In einer bemerkenswerten Abkehr vom traditionellen deutschen Atlantizismus erklärte Merz, seine „absolute Priorität“ sei es, „Europa so zu stärken, dass wir Schritt für Schritt wirklich Unabhängigkeit von den USA erreichen können.“ Seine Äußerungen, wie von CNN berichtet und Al Jazeera, erfolgten als direkte Reaktion auf das, was er als alarmierende Signale der Trump-Regierung bezeichnete – von Versuchen, die Zukunft der Ukraine mit Moskau unter Ausgrenzung Kiews auszuhandeln, bis hin zu dem, was Merz als „unverschämte“ Einmischung Washingtons in die deutsche Innenpolitik bezeichnete.

Merz brachte die Möglichkeit einer europäischen nuklearen Abschreckung ins Spiel und zeigte sich offen dafür, die französischen und britischen Nukleargarantien auf Deutschland auszudehnen – ein radikaler Bruch mit der jahrzehntelangen etablierten Sicherheitsdoktrin. Er stellte auch offen in Frage, ob die NATO „in ihrer jetzigen Form“ überleben würde.

Europa an einem strategischen Scheideweg

Die deutsche Wahl findet in einem Moment akuten geopolitischen Drucks statt. Die Annäherungsversuche der Trump-Regierung an Russland in Bezug auf die Ukraine, verbunden mit Signalen eines verringerten US-Engagements für die europäische Verteidigung, haben in den verbündeten Hauptstädten von Warschau bis Paris Besorgnis ausgelöst.
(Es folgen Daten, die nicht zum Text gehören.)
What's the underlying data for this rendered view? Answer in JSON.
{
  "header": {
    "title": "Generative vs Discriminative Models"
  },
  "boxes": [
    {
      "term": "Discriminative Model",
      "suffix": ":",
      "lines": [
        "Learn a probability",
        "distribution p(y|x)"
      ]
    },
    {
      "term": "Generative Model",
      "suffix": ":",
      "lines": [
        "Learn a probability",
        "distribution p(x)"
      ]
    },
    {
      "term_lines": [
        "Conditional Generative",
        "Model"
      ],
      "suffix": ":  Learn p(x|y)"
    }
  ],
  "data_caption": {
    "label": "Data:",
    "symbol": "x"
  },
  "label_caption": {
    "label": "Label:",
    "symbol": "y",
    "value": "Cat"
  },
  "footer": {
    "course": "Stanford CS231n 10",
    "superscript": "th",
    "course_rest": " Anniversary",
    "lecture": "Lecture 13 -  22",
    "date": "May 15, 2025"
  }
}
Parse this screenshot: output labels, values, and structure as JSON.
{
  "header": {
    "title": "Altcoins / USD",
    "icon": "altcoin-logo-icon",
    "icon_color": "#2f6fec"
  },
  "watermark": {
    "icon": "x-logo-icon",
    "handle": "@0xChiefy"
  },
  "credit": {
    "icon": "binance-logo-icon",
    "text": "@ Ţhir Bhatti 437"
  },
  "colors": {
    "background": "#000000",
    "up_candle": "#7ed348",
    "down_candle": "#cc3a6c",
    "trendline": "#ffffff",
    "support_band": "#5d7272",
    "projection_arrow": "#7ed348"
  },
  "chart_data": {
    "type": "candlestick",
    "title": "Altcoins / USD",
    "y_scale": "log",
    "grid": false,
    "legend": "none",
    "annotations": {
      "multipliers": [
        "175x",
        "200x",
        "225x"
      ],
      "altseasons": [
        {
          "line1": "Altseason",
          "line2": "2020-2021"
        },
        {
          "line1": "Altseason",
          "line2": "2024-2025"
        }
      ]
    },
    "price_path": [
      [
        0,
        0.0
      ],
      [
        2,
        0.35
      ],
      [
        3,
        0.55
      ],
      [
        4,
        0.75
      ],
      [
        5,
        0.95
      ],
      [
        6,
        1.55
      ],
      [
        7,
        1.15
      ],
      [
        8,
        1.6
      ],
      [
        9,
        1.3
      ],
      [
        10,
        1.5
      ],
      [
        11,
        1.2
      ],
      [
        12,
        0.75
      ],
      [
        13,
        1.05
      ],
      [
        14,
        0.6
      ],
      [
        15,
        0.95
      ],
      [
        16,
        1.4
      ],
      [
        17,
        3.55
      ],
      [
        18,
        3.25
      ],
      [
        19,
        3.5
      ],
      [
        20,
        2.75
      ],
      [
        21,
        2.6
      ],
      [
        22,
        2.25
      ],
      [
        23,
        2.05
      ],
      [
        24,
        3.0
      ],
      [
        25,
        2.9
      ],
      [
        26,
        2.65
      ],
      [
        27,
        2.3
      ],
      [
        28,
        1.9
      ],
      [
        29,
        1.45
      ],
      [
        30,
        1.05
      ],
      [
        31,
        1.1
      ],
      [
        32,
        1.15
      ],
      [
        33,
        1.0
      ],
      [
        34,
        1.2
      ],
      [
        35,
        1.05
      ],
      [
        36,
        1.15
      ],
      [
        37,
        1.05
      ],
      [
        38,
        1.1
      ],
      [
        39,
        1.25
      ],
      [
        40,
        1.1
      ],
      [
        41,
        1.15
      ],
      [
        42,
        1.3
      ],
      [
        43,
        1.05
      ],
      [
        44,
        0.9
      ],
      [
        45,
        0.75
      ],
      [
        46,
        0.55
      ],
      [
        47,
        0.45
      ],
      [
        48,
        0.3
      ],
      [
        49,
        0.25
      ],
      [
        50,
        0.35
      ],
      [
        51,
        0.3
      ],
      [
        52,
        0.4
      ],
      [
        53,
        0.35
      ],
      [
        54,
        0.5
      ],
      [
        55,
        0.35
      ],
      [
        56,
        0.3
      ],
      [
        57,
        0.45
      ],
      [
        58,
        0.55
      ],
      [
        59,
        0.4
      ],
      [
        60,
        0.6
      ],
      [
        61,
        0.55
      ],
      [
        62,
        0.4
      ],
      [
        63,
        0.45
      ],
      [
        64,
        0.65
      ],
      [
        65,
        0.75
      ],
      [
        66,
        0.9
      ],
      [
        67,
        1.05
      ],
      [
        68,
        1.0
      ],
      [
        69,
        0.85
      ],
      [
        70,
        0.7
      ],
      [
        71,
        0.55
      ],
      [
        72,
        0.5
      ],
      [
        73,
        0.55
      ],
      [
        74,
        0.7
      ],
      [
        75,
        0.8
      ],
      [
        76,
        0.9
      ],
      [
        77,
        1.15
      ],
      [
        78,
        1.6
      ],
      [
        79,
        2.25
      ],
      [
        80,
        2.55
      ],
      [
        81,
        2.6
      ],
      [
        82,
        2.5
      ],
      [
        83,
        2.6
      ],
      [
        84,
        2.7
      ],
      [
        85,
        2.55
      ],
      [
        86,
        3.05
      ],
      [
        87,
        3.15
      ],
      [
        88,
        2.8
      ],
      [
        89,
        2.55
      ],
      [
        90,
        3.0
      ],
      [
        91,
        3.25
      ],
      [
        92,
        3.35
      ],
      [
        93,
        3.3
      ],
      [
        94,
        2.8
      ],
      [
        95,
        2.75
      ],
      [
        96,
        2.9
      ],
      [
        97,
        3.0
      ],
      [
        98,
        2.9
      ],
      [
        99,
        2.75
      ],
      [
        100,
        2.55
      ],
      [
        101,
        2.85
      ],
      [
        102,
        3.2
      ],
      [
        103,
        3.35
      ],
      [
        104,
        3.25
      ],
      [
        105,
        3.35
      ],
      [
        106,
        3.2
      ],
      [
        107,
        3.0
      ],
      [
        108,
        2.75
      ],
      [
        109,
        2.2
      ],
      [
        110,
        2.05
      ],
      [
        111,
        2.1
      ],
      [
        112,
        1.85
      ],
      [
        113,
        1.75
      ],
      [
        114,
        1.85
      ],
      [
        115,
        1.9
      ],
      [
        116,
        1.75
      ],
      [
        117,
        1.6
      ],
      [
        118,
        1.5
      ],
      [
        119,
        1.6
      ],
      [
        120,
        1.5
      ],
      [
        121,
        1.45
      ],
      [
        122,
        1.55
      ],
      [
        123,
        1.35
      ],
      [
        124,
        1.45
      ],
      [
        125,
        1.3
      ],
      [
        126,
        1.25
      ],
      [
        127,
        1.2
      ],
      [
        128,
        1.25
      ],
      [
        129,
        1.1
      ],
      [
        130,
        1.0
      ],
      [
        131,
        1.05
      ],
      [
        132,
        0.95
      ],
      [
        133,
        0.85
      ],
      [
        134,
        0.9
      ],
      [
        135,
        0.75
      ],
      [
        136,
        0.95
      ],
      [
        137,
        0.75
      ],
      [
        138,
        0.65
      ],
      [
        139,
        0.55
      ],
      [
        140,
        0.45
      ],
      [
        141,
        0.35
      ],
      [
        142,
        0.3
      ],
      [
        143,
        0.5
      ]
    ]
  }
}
Analysten der Carnegie Endowment for International Peace argumentieren, dass Deutschland nun sowohl das Mandat als auch die Dringlichkeit habe, Europa zu größerer strategischer Eigenständigkeit zu führen.

Ob Merz diese Ambition verwirklichen kann – während er eine fragile Innenkoalition und eine AfD, die begierig darauf ist, jedes Versagen der Regierung auszunutzen, managt – wird nicht nur seine Kanzlerschaft, sondern auch die Richtung des gesamten europäischen Projekts in den kommenden Jahren bestimmen.